Bridging the Performance Gap between DETR and R-CNN for Graphical Object Detection in Document Images

This paper takes an important step in bridging the performance gap between DETR and R-CNN for graphical object detection. Existing graphical object detection approaches have enjoyed recent enhancements in CNN-based object detection methods, achieving remarkable progress. Recently, Transformer-based detectors have considerably boosted the generic object detection performance, eliminating the need for hand-crafted features or post-processing steps such as Non-Maximum Suppression (NMS) using object queries. However, the effectiveness of such enhanced transformer-based detection algorithms has yet to be verified for the problem of graphical object detection. Essentially, inspired by the latest advancements in the DETR, we employ the existing detection transformer with few modifications for graphical object detection. We modify object queries in different ways, using points, anchor boxes and adding positive and negative noise to the anchors to boost performance. These modifications allow for better handling of objects with varying sizes and aspect ratios, more robustness to small variations in object positions and sizes, and improved image discrimination between objects and non-objects. We evaluate our approach on the four graphical datasets: PubTables, TableBank, NTable and PubLaynet. Upon integrating query modifications in the DETR, we outperform prior works and achieve new state-of-the-art results with the mAP of 96.9\%, 95.7\% and 99.3\% on TableBank, PubLaynet, PubTables, respectively. The results from extensive ablations show that transformer-based methods are more effective for document analysis analogous to other applications. We hope this study draws more attention to the research of using detection transformers in document image analysis.

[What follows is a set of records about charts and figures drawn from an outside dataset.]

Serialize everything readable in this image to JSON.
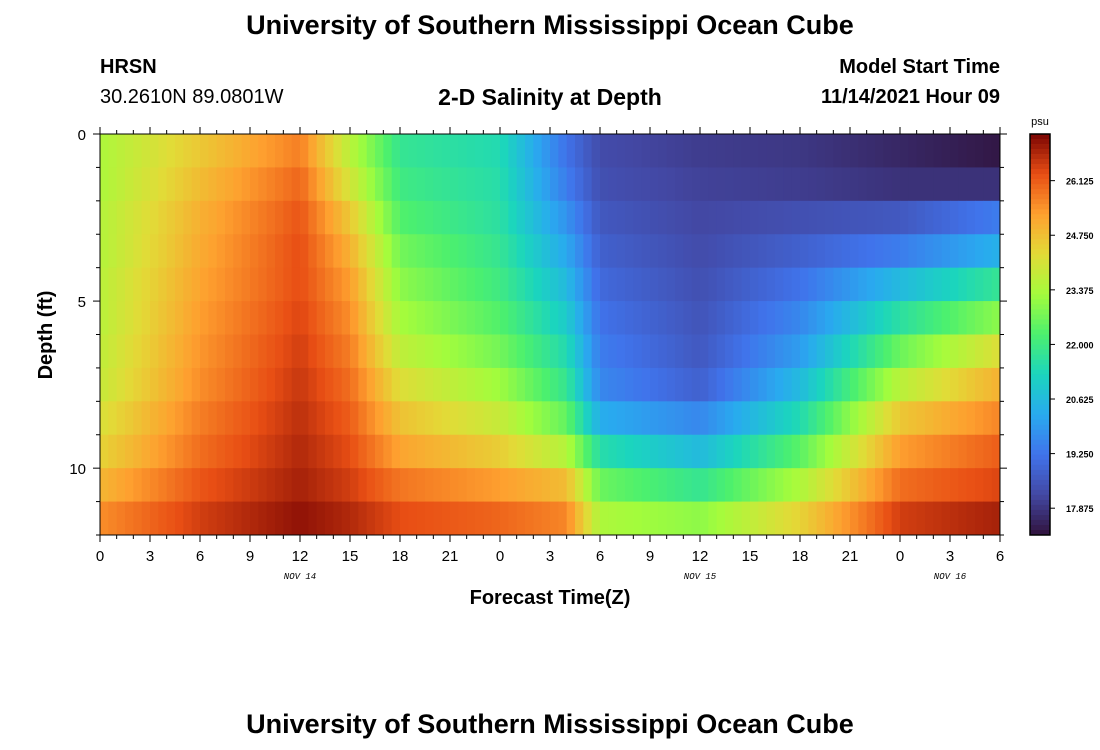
{
  "header": {
    "title": "University of Southern Mississippi Ocean Cube",
    "station_name": "HRSN",
    "station_coords": "30.2610N  89.0801W",
    "plot_title": "2-D Salinity at Depth",
    "model_start_label": "Model Start Time",
    "model_start_value": "11/14/2021 Hour 09"
  },
  "footer": {
    "title": "University of Southern Mississippi Ocean Cube"
  },
  "chart_data": {
    "type": "heatmap",
    "title": "2-D Salinity at Depth",
    "xlabel": "Forecast Time(Z)",
    "ylabel": "Depth (ft)",
    "x_ticks": [
      "0",
      "3",
      "6",
      "9",
      "12",
      "15",
      "18",
      "21",
      "0",
      "3",
      "6",
      "9",
      "12",
      "15",
      "18",
      "21",
      "0",
      "3",
      "6"
    ],
    "x_hours_range": [
      0,
      54
    ],
    "date_labels": [
      {
        "text": "NOV 14",
        "hour": 12
      },
      {
        "text": "NOV 15",
        "hour": 36
      },
      {
        "text": "NOV 16",
        "hour": 51
      }
    ],
    "y_ticks": [
      "0",
      "5",
      "10"
    ],
    "y_tick_values": [
      0,
      5,
      10
    ],
    "ylim": [
      0,
      12
    ],
    "depth_levels": 12,
    "colorbar": {
      "unit": "psu",
      "ticks": [
        "26.125",
        "24.750",
        "23.375",
        "22.000",
        "20.625",
        "19.250",
        "17.875"
      ],
      "tick_values": [
        26.125,
        24.75,
        23.375,
        22.0,
        20.625,
        19.25,
        17.875
      ],
      "range": [
        17.2,
        27.3
      ]
    },
    "salinity_profile_psu": {
      "description": "salinity by forecast hour (columns) and depth band (rows)",
      "hours": [
        0,
        6,
        12,
        15,
        18,
        24,
        28,
        30,
        36,
        42,
        48,
        54
      ],
      "rows": [
        [
          23.4,
          24.6,
          25.7,
          23.6,
          21.8,
          21.4,
          19.2,
          18.3,
          18.0,
          17.9,
          17.6,
          17.3
        ],
        [
          23.4,
          24.8,
          26.0,
          24.0,
          22.0,
          21.5,
          19.4,
          18.4,
          18.1,
          18.0,
          17.8,
          17.8
        ],
        [
          23.5,
          25.0,
          26.2,
          24.6,
          22.3,
          21.6,
          19.8,
          18.6,
          18.2,
          18.4,
          18.6,
          19.4
        ],
        [
          23.5,
          25.1,
          26.3,
          25.0,
          22.7,
          21.8,
          20.2,
          18.8,
          18.3,
          18.8,
          19.4,
          20.4
        ],
        [
          23.6,
          25.2,
          26.3,
          25.3,
          23.0,
          22.0,
          20.6,
          19.0,
          18.4,
          19.2,
          20.6,
          21.8
        ],
        [
          23.6,
          25.3,
          26.4,
          25.5,
          23.3,
          22.3,
          21.0,
          19.2,
          18.5,
          19.6,
          21.6,
          23.0
        ],
        [
          23.7,
          25.4,
          26.5,
          25.7,
          23.7,
          22.7,
          21.4,
          19.4,
          18.6,
          20.0,
          22.6,
          24.2
        ],
        [
          23.8,
          25.5,
          26.6,
          25.9,
          24.2,
          23.2,
          21.8,
          19.6,
          18.8,
          20.6,
          23.6,
          25.0
        ],
        [
          24.1,
          25.7,
          26.7,
          26.1,
          24.7,
          23.8,
          22.5,
          20.3,
          19.6,
          21.4,
          24.6,
          25.6
        ],
        [
          24.4,
          25.9,
          26.8,
          26.3,
          25.2,
          24.5,
          23.5,
          21.5,
          20.6,
          22.4,
          25.3,
          26.1
        ],
        [
          24.9,
          26.2,
          26.9,
          26.5,
          25.8,
          25.3,
          24.8,
          22.6,
          21.8,
          23.4,
          25.9,
          26.4
        ],
        [
          25.5,
          26.5,
          27.1,
          26.8,
          26.3,
          26.0,
          25.6,
          23.4,
          23.0,
          24.4,
          26.5,
          26.9
        ]
      ]
    }
  }
}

翻译：本文在弥合DETR与R-CNN在图形目标检测中的性能差距方面迈出了重要一步。现有图形目标检测方法借助基于CNN的目标检测技术的最新进展，已取得显著成果。近年来，基于Transformer的检测器通过使用目标查询（object queries）消除了手工特征设计及非极大值抑制（NMS）等后处理步骤，大幅提升了通用目标检测性能。然而，此类增强型Transformer检测算法在图形目标检测问题中的有效性尚未得到验证。受DETR最新进展启发，本文直接采用现有检测Transformer架构，通过少量修改实现图形目标检测。我们以不同方式修改目标查询：使用点、锚框（anchor boxes），并向锚框添加正负噪声以提升性能。这些修改使模型能更好处理不同尺寸和纵横比的目标，增强对目标位置和尺寸微小变化的鲁棒性，并改善图像中目标与非目标的判别能力。我们在四个图形数据集（PubTables、TableBank、NTable和PubLaynet）上评估方法。在DETR中集成查询修改后，我们在TableBank、PubLaynet和PubTables上分别取得了96.9%、95.7%和99.3%的mAP新最佳结果。大量消融实验表明，与其他应用类似，基于Transformer的方法在文档分析中更为有效。本研究有望推动检测Transformer在文档图像分析领域的进一步研究。